They managed to extract only one life in return. It was a happy accident, at that. Jack Flores, pleased with the progress of the canal-marsh crossing, was looking over the site. He borrowed a marsh buggy, a vehicle without a top which almost floated on high, wide rubber wheels, and drove the length of the surveyed route. The dredges had moved in behind him, following in the wake of the drag lines which were stripping the vegetation and top mud away, getting down to pulpy stuff which could be sucked up and pumped away through the long dredge pipes extending across the waterway to the two-mile-long spill basin. He had crossed the waterway in a small plastic boat and had noted that the operation was muddying the waters, but a vast amount of tidal flow swept down the waterway and would, according to his engineers, carry the silt away without silting up the waterway itself to a great degree. If it did, well, he had the dredges to dig it out again. He watched the operation for a while and chuckled as a group of small boys in boats yelped and played as they, too, watched man alter nature. Then he got into the marsh buggy and drove out toward the island into marsh which hadn’t yet been spoiled by the digging. There were tracks to follow. It was tricky driving a marsh buggy, because the marsh was cut by numerous guts, and near the guts the mud was bottomless. It wouldn’t look good for the boss to get a buggy stuck and have to call for help, so he was careful to stay on solid ground.

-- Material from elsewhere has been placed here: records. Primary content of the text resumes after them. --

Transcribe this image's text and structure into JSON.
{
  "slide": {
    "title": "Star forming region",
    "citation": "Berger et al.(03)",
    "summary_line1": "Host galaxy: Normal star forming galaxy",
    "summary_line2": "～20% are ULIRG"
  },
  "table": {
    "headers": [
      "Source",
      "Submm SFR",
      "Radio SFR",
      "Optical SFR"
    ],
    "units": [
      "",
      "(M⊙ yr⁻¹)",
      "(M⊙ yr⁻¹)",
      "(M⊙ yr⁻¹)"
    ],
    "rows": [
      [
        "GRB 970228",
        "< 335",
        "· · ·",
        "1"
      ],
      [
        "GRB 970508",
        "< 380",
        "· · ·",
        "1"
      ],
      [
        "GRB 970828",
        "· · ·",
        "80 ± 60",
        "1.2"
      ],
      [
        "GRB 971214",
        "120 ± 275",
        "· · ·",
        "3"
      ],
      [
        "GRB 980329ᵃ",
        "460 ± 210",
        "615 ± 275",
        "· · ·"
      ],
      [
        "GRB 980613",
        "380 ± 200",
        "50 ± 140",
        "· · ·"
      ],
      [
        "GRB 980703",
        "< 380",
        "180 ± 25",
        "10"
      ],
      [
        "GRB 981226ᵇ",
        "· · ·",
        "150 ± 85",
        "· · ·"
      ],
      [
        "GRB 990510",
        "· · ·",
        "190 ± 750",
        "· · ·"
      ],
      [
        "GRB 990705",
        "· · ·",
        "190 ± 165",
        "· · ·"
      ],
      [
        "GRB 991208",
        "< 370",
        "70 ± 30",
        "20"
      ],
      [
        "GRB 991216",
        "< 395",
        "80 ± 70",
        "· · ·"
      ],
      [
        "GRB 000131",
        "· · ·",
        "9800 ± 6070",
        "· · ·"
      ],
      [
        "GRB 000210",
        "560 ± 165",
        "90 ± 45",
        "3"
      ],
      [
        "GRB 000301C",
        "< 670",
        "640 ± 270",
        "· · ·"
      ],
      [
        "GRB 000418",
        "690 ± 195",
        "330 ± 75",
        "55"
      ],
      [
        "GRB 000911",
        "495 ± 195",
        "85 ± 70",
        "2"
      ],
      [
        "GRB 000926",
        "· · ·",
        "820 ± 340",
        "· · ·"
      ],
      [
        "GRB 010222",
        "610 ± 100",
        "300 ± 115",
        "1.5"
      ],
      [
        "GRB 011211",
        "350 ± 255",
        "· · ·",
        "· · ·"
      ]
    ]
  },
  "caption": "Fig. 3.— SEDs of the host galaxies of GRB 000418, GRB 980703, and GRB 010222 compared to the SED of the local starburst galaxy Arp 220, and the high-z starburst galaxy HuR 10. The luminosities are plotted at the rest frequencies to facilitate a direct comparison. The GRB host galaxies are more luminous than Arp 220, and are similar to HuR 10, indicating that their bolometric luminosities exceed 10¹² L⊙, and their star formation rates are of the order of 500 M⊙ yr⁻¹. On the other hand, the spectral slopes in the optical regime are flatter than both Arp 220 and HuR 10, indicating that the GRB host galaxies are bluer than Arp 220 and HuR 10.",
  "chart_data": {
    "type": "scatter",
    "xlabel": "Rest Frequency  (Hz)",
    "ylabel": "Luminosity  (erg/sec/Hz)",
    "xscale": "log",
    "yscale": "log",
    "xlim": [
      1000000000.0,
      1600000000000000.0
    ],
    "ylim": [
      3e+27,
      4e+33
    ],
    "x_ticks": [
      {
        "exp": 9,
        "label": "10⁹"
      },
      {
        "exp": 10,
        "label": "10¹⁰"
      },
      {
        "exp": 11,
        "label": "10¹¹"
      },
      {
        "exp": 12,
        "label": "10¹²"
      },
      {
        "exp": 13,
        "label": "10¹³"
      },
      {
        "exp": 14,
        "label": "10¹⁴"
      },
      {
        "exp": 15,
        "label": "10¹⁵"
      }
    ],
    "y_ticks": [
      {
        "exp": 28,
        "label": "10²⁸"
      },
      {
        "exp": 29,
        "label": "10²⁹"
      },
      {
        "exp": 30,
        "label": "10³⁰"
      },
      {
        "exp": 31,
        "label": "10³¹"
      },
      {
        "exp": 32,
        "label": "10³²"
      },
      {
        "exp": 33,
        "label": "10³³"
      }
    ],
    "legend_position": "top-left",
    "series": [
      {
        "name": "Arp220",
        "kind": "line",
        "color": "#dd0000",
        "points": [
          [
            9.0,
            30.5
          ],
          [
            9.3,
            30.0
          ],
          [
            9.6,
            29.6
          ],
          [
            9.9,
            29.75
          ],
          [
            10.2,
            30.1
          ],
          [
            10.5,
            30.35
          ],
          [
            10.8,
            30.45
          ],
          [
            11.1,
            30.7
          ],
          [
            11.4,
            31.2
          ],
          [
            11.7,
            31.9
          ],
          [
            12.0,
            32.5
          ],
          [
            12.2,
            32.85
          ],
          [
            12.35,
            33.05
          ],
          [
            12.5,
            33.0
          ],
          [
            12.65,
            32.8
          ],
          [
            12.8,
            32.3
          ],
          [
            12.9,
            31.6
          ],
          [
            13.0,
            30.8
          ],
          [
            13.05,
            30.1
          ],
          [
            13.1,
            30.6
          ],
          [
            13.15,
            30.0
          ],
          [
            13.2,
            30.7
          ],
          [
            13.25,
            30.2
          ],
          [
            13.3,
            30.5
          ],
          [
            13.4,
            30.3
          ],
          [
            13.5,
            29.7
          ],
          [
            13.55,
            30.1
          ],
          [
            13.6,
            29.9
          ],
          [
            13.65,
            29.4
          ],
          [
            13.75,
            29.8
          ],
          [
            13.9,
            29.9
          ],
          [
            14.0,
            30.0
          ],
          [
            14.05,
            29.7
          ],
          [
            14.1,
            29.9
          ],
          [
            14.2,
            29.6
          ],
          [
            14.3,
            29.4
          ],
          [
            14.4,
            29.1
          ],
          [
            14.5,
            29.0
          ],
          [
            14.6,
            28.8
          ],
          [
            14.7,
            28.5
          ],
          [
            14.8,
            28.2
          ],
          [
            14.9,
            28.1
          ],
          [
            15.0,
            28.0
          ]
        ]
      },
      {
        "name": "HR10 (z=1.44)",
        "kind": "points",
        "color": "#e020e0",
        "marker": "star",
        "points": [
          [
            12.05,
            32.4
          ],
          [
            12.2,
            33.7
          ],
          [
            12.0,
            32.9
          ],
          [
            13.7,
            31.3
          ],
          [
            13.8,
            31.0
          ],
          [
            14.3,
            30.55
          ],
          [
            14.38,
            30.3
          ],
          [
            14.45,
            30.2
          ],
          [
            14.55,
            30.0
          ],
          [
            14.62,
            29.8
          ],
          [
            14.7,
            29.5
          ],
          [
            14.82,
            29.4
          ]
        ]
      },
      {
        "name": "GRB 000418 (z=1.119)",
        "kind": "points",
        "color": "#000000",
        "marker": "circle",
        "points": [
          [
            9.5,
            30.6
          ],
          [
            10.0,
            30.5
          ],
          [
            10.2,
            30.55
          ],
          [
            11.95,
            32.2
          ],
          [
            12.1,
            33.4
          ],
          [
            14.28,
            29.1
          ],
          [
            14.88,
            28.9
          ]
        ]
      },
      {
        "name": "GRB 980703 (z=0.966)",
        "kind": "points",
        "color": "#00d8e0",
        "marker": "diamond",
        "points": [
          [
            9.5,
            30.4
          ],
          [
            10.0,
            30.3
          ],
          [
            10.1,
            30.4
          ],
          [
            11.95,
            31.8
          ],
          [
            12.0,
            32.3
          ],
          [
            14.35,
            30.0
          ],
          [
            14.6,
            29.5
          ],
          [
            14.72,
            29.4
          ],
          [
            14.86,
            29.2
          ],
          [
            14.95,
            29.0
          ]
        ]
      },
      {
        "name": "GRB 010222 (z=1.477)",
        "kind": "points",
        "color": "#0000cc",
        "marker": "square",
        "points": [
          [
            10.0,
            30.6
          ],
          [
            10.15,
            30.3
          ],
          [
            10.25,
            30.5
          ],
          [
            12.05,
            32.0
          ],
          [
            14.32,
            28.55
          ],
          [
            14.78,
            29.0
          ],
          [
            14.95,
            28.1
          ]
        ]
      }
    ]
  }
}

The little vehicle chugged along at a smooth pace and flushed out what the locals called marsh hens, long-legged black birds of the rail family which flew awkwardly. When a marsh hen came up, its stubby wings beat against the tips of the grass for long moments before it freed itself to struggle a few yards downwind. Flores had hunted the erratic, wild Mexican quail of the Southwest, and he disdained the slow, awkward flight of the hens, wondering how anyone could find sport in shooting anything so easy to hit. But it was sort of funny the way they squawked as they were flushed out, wings fighting the air, long necks outthrust.
He was nearing the sandy cut on the island, with only a few yards of marsh between him and solid ground. He was feeling good. The job was on schedule, all the problems had not been solved, but were at least under control. He could almost see in his mind the print in his contract which guaranteed him one hell of a bonus when he brought the canal in on time. Then a big marsh hen came up right under his wheels and for a moment, Flores was a kid. He jerked the wheel of the buggy and followed the bird, the hood of the vehicle almost touching its long legs. He held no malice toward the terrified bird. It was only a game. He was just horsing around. There was good solid marsh under the wheels, and he juiced the vehicle as the bird started to draw away, steering to stay with it. “Fly, you mother,” he yelled gleefully, pleased with the bird, which was staying in the air much longer than they usually did. He was so intent on staying with the bird that he didn’t notice the change in color to a deeper green, which indicated that there was a small gut ahead in the grass. The vehicle’s front wheels hit, sank, stopped the forward motion. The gut was a tiny one, so narrow that the grass almost closed over the top of it. Flores flew through the air. He hadn’t bothered to strap himself in. The gut was a curving, snaky one and he flew over a bend and landed in a foot of water on living oysters. The shells dug in, cut, ripped. He landed with one arm under him, and he heard it snap. He lay there, dazed, the pain held back by the initial shock. He was just a few yards from the solid earth of the island. He looked down and saw that he was cut. He couldn’t tell how badly, but his blood was staining the water which lay, black and muddy, in the bottom of the gut.
He tried to move and his arm hurt. He felt weak. He had cut his head, too, and the blood was flowing down into his eyes. He tried to wipe it away, but his hands were muddy. He went dizzy and lay still. When he could see again, he washed his hands in the muddy water and then tried to clear his eyes. He wondered if his accident had been observed, but he doubted it. The work force was all the way over on the other side of the marsh.
He crawled a few feet, finding it easy to make his way through the mud and water as long as he lay flat. He was so weak he began to worry a little. He figured he might have a slight concussion. Then he heard someone coming through the marsh, feet sucking and slapping the wet mud. “Hey,” he called.
He looked up through mud and blood and saw a woman. She was standing on the more solid mud, looking down on him as he lay in the bottom of the small gut. “Hey, get a couple of the men,” he said, surprised to hear himself sounding as if he were half dead, his voice weak and puny. “I think I’ve got a broken arm.”